September 6, 2013 (KUACJOK) – South Sudan’s oil minister has promised more transparency on oil sales and revenue to promote accountability in the sector.
- Oil mining employees walk near the first well to restart production in the Thar Jath field in Unity state on 6 April 2013 (HANNAH MCNEISH/AFP/Getty Images)
In a statement on Friday, minister Stephen Dhieu Dau said the government has an obligation under the petroleum act to make public information on oil production and sales.
Dau revealed that since May this year, South Sudan had sold sold 9.79 barrels of crude oil from both the Nile and Dar Blends earning the country gross revenue of US $969 million.

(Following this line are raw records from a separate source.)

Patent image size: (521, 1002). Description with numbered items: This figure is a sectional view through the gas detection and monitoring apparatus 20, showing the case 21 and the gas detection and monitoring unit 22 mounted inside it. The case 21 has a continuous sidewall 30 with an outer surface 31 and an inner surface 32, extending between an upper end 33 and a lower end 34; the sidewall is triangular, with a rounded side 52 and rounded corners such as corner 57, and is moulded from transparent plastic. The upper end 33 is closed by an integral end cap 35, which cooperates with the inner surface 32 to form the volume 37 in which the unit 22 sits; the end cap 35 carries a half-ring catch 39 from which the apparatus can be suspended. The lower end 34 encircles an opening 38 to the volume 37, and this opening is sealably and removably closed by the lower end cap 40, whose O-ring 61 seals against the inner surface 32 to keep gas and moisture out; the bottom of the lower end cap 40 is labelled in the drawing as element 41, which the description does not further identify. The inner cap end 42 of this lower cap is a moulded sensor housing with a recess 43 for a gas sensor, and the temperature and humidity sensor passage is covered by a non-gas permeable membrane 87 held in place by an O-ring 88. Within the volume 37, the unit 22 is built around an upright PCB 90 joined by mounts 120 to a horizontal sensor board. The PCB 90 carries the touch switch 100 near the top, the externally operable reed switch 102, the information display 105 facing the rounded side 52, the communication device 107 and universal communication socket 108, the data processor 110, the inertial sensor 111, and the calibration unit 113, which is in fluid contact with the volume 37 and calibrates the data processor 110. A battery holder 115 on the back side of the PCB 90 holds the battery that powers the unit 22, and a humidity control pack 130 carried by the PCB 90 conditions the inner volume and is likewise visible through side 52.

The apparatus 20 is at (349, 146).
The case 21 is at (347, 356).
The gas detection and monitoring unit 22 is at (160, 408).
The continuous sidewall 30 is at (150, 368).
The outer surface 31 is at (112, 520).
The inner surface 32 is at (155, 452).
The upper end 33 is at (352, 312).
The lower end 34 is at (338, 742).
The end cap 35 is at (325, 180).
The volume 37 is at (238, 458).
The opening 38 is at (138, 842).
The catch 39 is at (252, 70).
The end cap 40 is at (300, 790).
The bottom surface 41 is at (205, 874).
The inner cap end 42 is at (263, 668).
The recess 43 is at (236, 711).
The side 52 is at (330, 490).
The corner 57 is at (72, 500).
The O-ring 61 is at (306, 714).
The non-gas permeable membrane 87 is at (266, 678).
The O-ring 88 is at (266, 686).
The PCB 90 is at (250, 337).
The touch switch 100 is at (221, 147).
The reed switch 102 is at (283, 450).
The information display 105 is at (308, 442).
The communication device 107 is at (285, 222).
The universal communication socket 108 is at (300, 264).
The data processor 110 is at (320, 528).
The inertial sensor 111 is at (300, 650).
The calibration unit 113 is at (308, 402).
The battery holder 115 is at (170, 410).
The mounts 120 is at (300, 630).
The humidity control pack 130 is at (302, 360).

The minister said out of the gross earning, US$238 will be paid to neigbouring Sudan for costs such as transportation and processing (US$91 million) and US $147 as per the Transitional Financial Arrangements (TFA).
He expressed optimism that South Sudan’s oil will continue to flow through Sudan due to the improved spirit of cooperation between the two countries.
"I take this opportunity to express my optimism that the renewed spirit of cooperation between the Republic of South Sudan and the Government of the Republic of Sudan will continue to guarantee the undisrupted flow of South Sudan crude oil to the international markets for the mutual benefit of both countries", Dau said in the statement which was availed to the Sudan Tribune.
The flow of South Sudan’s oil through Sudanese territory is crucial for both countries. In a recent statement, the deputy Governor Central Bank of Sudan, Badr al-Deen Mahmoud said the country had lost about US$ 5 billion dollar when South Sudan moved to suspend oil production following a dispute over transit fees with Sudan.
South Sudan’s economy is also reliant on oil production and exportation. But the landlocked country relies on Sudan for exportation of its crude.
A looming threat by Sudan to block South Sudan’s oil flow through its territory has eased following last week’s meeting between President Al Bashir and his counterpart Salva Kiir.
The two leaders at summit in Khartoum on Tuesday last week promised to end the oil row and stick to bilateral agreements vital for cross border flow of oil.